А теперь обратимся к вере. Я хочу сказать, что вера понимается здесь очень широко, не просто как вера в Бога, хотя, конечно, и она прежде всего. Вера как вообще фундаментальное проявление человека. Вера как то, без чего человека не существует. Все во что-то верят, это может быть вера высокая, низкая, осмысленная и бессмысленная, просветленная разумом и слепая. Но так или иначе — вера как беспредпосылочное принятие чего-то. Вера как высший акт человеческой воли, прыжок в неведомое, устремленность на что-то. Скажи мне, во что ты веришь, и я скажу, кто ты. И для религиозного экзистенциализма именно вера — это акт человеческой трансценденции, прорыв из плоскости в некоторую вертикаль бытия. Вера всегда рискованна, вера всегда негарантированна. Но вера очень важна. И здесь религиозный экзистенциализм опирается на Аврелия Августина, уже не раз упоминавшегося. Августин говорил, что вера неразрывна с сознанием. Они взаимно предполагают друг друга и в то же время взаимно борются, и в то же время все-таки в этой паре вера — впереди. И это, конечно, правильно.
Возьмем пример с детьми и родителями. Сначала мы все — маленькие дети, и родители говорят нам: «Поверь, это стул, это стол, не надо совать пальцы в розетку, не трогай пламя, обожжёшься». И мы вынуждены верить. Потом мы можем стать взрослыми, можем усомниться, можем что-то опровергнуть, можем что-то отбросить. Но сначала — вера. Как локомотив. А потом за ней — знание. Чтобы просветлить веру, утвердить ее или похоронить, убить. Вера — впереди, знание за ним. Августин много размышлял о том, как соотносятся в верующем христианине знание, понимание Священного Писания и вера. И он говорил, что это парадокс: нельзя поверить, если не знаешь, и нельзя познать, если не веришь. Из этого парадокса Августин находил такой выход, что вера чуть-чуть впереди, а знание за ним. Знание просветляющее или разлагающее, убивающее веру.
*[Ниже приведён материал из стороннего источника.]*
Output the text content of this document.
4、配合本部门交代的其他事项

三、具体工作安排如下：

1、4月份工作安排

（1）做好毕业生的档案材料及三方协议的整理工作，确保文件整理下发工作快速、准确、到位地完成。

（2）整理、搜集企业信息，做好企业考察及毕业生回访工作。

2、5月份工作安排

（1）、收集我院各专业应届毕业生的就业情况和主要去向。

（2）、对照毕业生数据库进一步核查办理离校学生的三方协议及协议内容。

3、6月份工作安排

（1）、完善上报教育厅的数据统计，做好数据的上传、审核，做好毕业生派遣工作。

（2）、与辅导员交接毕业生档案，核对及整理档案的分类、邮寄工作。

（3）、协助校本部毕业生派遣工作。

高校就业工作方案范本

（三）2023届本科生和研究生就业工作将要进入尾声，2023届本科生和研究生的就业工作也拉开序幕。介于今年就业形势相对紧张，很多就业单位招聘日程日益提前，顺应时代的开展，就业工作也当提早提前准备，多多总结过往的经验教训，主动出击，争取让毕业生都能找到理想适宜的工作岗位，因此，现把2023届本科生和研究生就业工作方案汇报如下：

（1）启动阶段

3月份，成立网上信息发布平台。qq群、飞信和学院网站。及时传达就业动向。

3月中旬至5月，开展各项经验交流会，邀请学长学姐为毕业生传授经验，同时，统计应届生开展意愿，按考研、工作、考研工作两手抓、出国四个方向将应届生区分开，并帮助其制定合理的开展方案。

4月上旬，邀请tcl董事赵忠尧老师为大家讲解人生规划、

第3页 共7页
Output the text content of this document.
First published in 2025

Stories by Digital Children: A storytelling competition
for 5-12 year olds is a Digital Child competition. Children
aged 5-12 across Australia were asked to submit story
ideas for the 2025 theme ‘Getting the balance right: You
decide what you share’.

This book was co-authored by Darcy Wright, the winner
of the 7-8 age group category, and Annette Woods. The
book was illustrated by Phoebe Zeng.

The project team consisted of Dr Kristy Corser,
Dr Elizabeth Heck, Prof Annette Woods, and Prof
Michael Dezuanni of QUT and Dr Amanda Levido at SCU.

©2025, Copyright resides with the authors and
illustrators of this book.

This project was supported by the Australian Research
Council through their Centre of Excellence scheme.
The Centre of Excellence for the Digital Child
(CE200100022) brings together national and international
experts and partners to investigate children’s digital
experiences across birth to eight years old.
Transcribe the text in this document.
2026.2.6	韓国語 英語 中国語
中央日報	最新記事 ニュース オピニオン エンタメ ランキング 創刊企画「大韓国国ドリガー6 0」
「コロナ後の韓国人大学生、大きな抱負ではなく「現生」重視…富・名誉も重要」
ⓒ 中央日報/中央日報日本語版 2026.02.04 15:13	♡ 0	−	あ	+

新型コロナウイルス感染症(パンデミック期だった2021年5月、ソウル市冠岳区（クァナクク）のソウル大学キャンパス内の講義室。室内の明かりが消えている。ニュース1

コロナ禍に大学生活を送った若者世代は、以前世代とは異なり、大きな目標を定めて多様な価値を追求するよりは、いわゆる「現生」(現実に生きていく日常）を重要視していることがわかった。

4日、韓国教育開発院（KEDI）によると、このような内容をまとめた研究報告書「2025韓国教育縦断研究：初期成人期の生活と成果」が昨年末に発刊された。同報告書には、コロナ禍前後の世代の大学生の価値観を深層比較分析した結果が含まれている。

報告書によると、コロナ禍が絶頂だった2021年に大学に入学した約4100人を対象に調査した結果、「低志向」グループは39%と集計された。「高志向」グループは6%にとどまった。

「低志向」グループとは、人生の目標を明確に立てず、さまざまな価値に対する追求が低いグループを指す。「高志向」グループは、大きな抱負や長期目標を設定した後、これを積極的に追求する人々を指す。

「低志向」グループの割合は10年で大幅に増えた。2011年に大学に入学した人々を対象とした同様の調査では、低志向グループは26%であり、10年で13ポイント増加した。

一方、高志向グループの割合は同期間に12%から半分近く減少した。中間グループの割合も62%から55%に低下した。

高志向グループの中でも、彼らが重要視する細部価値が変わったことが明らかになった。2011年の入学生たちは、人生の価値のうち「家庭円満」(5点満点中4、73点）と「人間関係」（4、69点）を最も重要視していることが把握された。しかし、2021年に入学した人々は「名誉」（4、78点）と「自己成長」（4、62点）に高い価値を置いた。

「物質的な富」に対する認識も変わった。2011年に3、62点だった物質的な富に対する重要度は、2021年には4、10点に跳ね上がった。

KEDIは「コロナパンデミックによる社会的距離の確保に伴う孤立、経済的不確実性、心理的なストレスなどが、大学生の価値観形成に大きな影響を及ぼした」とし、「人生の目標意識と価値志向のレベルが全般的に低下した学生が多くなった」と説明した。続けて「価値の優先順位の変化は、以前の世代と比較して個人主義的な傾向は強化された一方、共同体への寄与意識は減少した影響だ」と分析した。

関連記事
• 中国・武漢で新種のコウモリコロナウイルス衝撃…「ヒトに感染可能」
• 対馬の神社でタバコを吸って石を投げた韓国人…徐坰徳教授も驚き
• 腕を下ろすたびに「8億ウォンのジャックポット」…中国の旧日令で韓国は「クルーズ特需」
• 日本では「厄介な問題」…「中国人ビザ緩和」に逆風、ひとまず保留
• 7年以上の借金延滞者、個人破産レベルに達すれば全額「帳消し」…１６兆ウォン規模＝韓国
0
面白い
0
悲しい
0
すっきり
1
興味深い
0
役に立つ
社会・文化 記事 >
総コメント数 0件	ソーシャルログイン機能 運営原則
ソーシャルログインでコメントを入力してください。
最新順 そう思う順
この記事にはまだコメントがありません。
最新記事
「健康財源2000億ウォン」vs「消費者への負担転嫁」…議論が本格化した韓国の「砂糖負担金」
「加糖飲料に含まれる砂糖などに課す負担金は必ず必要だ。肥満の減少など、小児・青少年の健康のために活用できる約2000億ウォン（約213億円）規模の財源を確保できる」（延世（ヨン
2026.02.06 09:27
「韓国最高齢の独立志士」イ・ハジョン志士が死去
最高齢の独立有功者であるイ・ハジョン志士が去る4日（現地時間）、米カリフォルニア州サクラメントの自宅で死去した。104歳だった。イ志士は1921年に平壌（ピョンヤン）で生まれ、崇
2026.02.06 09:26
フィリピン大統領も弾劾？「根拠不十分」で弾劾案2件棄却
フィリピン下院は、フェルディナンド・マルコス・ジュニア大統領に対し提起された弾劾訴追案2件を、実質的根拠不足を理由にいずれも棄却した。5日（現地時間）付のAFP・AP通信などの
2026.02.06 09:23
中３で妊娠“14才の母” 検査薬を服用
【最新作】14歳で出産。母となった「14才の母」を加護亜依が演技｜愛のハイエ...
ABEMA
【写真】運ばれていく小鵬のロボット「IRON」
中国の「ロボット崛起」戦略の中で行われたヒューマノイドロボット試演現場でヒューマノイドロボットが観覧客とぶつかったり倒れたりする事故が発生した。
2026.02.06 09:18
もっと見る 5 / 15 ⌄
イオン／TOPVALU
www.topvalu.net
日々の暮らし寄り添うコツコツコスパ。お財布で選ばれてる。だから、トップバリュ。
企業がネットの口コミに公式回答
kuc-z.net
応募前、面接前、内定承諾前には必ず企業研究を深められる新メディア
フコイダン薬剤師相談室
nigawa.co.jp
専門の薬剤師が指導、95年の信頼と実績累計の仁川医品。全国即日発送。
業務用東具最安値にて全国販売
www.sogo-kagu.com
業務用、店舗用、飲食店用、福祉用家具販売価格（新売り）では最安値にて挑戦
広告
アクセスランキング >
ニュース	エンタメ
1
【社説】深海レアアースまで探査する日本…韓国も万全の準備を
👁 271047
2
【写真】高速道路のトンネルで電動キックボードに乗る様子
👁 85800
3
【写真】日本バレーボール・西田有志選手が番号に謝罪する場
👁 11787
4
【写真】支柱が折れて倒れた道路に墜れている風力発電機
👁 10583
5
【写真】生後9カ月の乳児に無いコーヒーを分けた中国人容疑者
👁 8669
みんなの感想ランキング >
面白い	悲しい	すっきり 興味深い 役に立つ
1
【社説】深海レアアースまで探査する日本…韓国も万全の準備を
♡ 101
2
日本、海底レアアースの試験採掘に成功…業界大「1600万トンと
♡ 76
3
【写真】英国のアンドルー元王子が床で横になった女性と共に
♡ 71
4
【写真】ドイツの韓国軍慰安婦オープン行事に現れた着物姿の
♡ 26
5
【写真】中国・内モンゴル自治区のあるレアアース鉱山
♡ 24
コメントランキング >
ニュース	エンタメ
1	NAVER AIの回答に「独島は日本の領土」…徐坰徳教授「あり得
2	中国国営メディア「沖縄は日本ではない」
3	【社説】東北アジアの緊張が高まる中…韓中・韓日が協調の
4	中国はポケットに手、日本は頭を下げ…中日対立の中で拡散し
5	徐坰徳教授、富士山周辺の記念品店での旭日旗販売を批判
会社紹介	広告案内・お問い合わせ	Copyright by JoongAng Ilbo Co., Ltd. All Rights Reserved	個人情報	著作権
И в том же духе размышляли религиозные экзистенциалисты. Они очень много философски, психологически, культурологически осмысливали веру и тут очень важен Кьеркегор. — мыслитель, который всю свою жизнь посвятил размышлениям о христианстве. И, конечно, его важнейшая книга «Страх и трепет» вспоминается, где он вводит такое понятие — «рыцарь веры». Он рассматривает парадоксальность веры на примере двух библейских героев — Иова и особенно Авраама. Иова, который противопоставляется им как рыцарь веры рыцарю покорности — Гегелю. Людям, которые подобно Гегелю считали, что все действительное разумно, все детерминированно. Мир тотально проницаем для разума. Но Иов так не считал, говорит Кьеркегор. Иов не мог согласиться, что посланные ему напасти справедливы, разумны, и он воззвал к Богу, и Бог ему ответил. То есть Иов пошел против очевидности, против разумности.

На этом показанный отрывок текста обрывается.